I’ve been breathing again. Wednesday was a glorious day for our country and the fireworks at the end of the evening were spectacular. I’ve never been a great fireworks fan but these surpassed anything I’d ever seen before.
The next morning, as I was remembering the fireworks, I immediately thought of a special annual, Gomphrena ‘Fireworks’. Once you see a photo of this magenta annual, you will have no doubt about its naming. It has tons of strong, tall (3-4’) stems that are topped with exploding bursts of large blooms tipped with bright yellow. It’s a showstopper in the garden and a conversation piece when cut for a mixed bouquet. I have one client who can’t live without it.
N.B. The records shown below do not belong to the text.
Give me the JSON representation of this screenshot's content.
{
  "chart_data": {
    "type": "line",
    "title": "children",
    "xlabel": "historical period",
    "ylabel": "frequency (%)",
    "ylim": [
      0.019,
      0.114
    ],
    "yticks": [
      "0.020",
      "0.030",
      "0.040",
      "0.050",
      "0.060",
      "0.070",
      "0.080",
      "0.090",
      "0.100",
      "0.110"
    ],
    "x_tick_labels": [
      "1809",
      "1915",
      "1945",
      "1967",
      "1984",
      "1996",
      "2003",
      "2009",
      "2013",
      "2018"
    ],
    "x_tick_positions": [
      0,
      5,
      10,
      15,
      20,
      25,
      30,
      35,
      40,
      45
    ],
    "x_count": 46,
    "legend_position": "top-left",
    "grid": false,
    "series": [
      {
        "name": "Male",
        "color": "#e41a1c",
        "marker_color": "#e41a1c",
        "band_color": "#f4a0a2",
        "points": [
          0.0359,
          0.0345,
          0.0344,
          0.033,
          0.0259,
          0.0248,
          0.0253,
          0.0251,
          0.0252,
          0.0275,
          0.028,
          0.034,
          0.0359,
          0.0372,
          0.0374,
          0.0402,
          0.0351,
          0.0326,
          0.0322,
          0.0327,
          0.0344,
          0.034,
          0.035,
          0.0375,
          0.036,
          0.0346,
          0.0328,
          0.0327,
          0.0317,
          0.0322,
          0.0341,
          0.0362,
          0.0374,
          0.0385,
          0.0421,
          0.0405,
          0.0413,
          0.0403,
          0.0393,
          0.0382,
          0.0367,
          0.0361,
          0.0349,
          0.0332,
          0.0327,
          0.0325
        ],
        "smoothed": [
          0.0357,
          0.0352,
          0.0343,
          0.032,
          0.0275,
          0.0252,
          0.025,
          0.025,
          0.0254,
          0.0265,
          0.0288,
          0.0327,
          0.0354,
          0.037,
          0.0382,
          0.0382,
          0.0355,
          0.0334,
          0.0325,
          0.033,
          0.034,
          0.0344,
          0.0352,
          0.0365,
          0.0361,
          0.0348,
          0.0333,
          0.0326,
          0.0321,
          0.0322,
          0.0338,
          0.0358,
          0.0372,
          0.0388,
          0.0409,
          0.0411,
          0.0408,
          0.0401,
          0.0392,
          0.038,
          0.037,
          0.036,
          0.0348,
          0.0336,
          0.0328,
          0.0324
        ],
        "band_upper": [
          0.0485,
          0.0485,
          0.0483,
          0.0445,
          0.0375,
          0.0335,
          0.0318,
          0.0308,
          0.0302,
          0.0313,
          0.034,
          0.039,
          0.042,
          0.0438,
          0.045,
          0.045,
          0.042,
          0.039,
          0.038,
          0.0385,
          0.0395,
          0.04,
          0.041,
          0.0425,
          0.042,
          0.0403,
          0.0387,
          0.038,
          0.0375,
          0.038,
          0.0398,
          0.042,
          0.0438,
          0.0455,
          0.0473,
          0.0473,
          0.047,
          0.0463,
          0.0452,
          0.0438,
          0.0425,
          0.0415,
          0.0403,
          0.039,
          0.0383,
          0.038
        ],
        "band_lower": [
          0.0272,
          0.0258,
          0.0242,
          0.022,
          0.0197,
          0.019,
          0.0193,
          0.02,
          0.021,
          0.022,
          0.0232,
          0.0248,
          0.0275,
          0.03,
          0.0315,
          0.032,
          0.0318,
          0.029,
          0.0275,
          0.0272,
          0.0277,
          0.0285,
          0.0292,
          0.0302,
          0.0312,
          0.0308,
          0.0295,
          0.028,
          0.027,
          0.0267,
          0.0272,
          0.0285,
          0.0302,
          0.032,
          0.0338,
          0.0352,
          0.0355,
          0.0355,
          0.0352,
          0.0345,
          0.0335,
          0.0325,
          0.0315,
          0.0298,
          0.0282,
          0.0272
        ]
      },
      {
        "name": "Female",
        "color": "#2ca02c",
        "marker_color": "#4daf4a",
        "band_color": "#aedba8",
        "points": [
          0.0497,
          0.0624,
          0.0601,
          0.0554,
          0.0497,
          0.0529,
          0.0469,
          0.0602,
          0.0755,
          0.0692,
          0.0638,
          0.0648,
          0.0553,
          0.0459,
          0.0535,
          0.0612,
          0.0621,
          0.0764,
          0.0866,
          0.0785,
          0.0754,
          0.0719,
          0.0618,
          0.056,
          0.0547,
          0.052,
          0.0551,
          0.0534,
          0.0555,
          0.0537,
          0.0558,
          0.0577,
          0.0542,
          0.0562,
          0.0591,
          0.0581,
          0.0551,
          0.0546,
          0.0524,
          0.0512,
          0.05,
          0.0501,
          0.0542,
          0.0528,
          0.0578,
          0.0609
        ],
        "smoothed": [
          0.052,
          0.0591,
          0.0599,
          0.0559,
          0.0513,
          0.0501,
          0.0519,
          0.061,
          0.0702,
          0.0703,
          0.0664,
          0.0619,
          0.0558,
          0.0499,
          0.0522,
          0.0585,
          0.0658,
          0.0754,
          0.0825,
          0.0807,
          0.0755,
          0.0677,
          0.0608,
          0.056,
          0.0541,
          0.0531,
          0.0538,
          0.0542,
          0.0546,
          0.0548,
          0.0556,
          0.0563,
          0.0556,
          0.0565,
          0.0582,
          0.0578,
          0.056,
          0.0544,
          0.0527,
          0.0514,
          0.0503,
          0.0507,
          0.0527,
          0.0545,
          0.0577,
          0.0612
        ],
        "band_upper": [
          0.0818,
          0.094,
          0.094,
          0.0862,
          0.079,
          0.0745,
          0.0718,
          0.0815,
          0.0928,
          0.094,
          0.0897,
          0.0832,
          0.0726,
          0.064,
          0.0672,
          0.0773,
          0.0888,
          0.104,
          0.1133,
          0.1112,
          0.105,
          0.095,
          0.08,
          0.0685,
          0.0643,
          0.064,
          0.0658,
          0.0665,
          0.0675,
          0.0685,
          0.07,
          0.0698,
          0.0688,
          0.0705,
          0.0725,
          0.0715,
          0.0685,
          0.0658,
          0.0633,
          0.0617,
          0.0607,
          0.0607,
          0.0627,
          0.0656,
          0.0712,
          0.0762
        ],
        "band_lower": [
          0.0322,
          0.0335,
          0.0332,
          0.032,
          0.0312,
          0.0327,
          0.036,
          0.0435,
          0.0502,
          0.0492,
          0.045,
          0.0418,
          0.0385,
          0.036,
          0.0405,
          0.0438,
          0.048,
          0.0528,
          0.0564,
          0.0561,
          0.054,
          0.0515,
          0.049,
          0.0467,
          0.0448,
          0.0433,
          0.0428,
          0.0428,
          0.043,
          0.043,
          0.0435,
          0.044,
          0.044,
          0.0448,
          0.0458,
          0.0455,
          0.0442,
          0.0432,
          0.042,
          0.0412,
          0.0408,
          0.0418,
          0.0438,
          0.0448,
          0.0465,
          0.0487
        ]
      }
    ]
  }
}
I frequently read that magenta is an impossible color to work with but I say that is nonsense. In my last post, I mentioned that yellow is a happy color that makes you smile. I feel the same way about magenta. It is so vibrant that it just perks you up.
One of my favorite perennials is Geranium psilostemon. It’s a long bloomer, making its appearance in late May and continuing on stage throughout the summer. Some will say that it is a pest because it seeds but it’s fairly easy to dig out and I love the way it winds itself through other perennials and bulbs.
Its magenta petals have a black center and usually stand two feet tall above very divided foliage. it’s a great mingler.
I’m a big fan of Allium nigrum and Allium atropurpureum but, if you take out the geranium from this composition, what’s left is fairly boring.
For a dose of early magenta, plant Hyacinthus ‘Woodstock’.
If you want year-round magenta, imitate the chairs in the garden of one of my clients.
As you can see, there’s more than one way to use magenta to perk up the garden.